Titles of this essay’s previous drafts included “On Déjà Vu and Getting What You Asked For,” “He Said I Wasn’t Queer,” and “Still, Apparently.”
 Another example: It was difficult for us both to squeeze onto his twin bed, and he refused to upgrade. No matter his being a 23-year-old over six feet tall. No matter my offering to buy him a queen. No matter I couldn’t have comfortably borne that expense but would’ve anyway.
 The essay in question, “Photo Essay,” was one of the first published by Punctuate, a new nonfiction journal based at Columbia College Chicago. As a fellow occasional memoirist I’m hesitant to say he lied in the essay—how fallible, our memories, and how strong the urge to embellish—but it includes a number of other inaccuracies. For example: The man with hearts tattooed over his nipples did not pose for the Men in My House series, but much later, when I began experimenting with long exposure portraits. The man I photographed blowing bubbles at the kitchen sink was fully clothed. While a few of the men who posed for me did get erections during shooting, none maintained them for the entire session, and none were photographed for Men in My House. None of the models entered my bedroom.
 My apologies for the rhetorical question. Indeed, his author photograph is mine.
 I would also like to note that I seemed to experience déjà vu less frequently when we were dating, often repeating stories I told him with neither memory nor feeling of having done so before.
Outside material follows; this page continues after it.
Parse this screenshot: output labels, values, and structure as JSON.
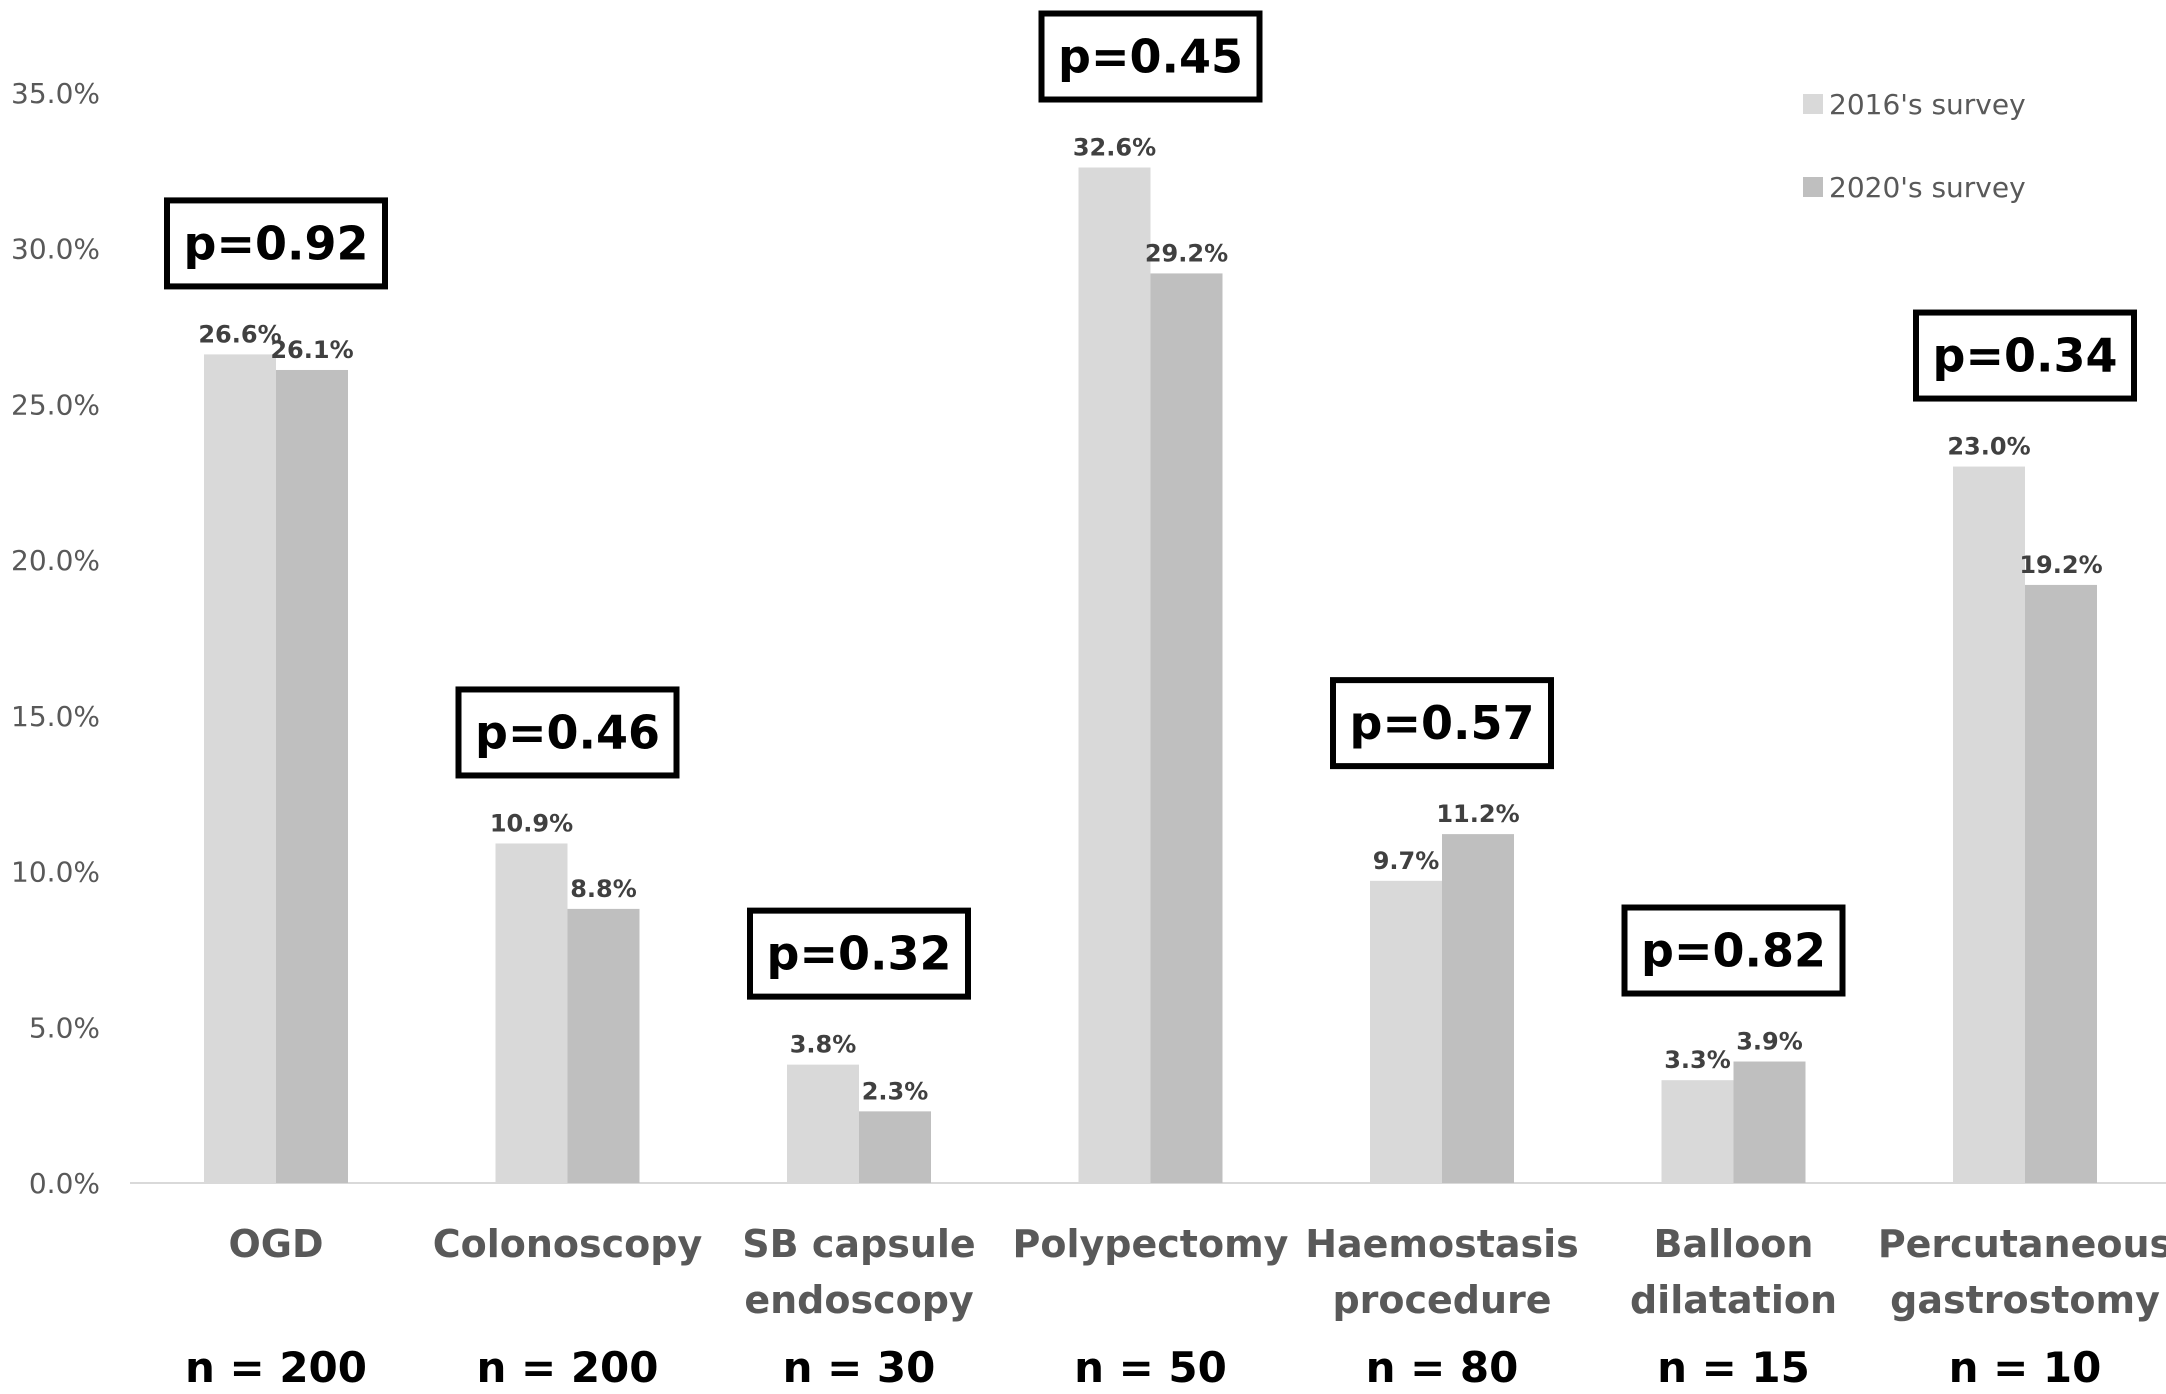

 I can’t take credit for this turn of phrase. A friend taught me to describe shirtless joggers as such long before my ex-boyfriend moved to town.
 This wasn’t actually a mantra, of course, but I told myself I’d soon leave Indiana so often I could feel myself telling myself before I’d begun.
 Ours is a story people used to say was cute: We met at the start of my third year in Bloomington, when I was waiting for my friends at the wrong bar. There are two that share a building, and my cohort was at one while I sat lonely at the other. I was growing angry, about to leave for home, when a group of PhD students I recognized walked in, fresh-faced ex-boyfriend in tow. We were introduced, and immediately I wanted to share everything with him, to hold hands and hike through the forest and wake up to make pancakes. We talked for over two hours, danced, stuffed our hands in each others’ pockets, ignored the rest of the room, traded numbers. When I got home I deleted every dating profile I’d ever set up. I felt like I’d burned two years waiting, but I was in love.
 This is not how line breaks should be used.
 Other essayists I was reading at the time include Hilton Als, John Berger, Susan Bordo, Roxane Gay, Wayne Koestenbaum, and Susan Sontag.
 The exhibit, which included thirty of Mapplethorpe’s silver gelatin prints housed by the Kinsey Institute, was on display at Indiana University’s Grunwald Gallery from October 10 to November 22, 2014.
 My show ran for two months at Royale Hair Parlor, which doubled as a gallery for local artists and happened to be my place of employment. They had me answering phones, managing their social media, and occasionally giving a lousy shampoo. I didn’t mind the job because it left me time to write, take photographs, and see my then-boyfriend. I sold a few prints, too, including Kade’s torso to an older law professor, and Austin’s backside to a stylist who planned to hang it in her bathroom.
 The publisher, Queer Young Cowboys, is a small press based in St. Louis.
 The exact quote from his essay: “There are days you want to do nothing but rub his belly as if he were a dog.”
 The book in question was Richard Siken’s Crush, which I couldn’t believe he hadn’t read already.
 I adapted this language from Frank Browning’s book The Culture of Desire. The exact quote: “No longer salivating in solitary locker-room guilt over the halfback’s perfect and apparently untouchable buns, the remade sissy-faggot found out how to make his own buns, pecs, lats, and abs. The very body whose forbidden desires and responses had for so many years been the source of shame itself provided the raw material of psychic transformation.”
 This happened twice.
 To be clear: I did not, and I do not believe sex with your partner often being unsatisfying is reason enough to sleep with other people.
 This was in April, just a few days before his essay was published.
 I’m not sure I believe them—because objectivity is impossible in this type of situation—but our mutual friends tell me I’m cuter. No matter it doesn’t matter.
 Macy Gray performed at the Buskirk-Chumley Theater on November 17, 2015. I was glad to attend alone because the man in front of me stood for the entire performance, enthusiastically clapping and dancing. Had someone gone with me I wouldn’t have been able to move to the next seat, wouldn’t have been able to see Macy at all.
 I also cried when she sang “The Way” and “Creep.”
 I do regret, however, drafting break-up poems before actually breaking up with him. No matter my thinking at the time they might actually save us.
 The sonnet is titled “The Easiest Thing in the World,” and while it has yet to be accepted for publication, I remain hopeful.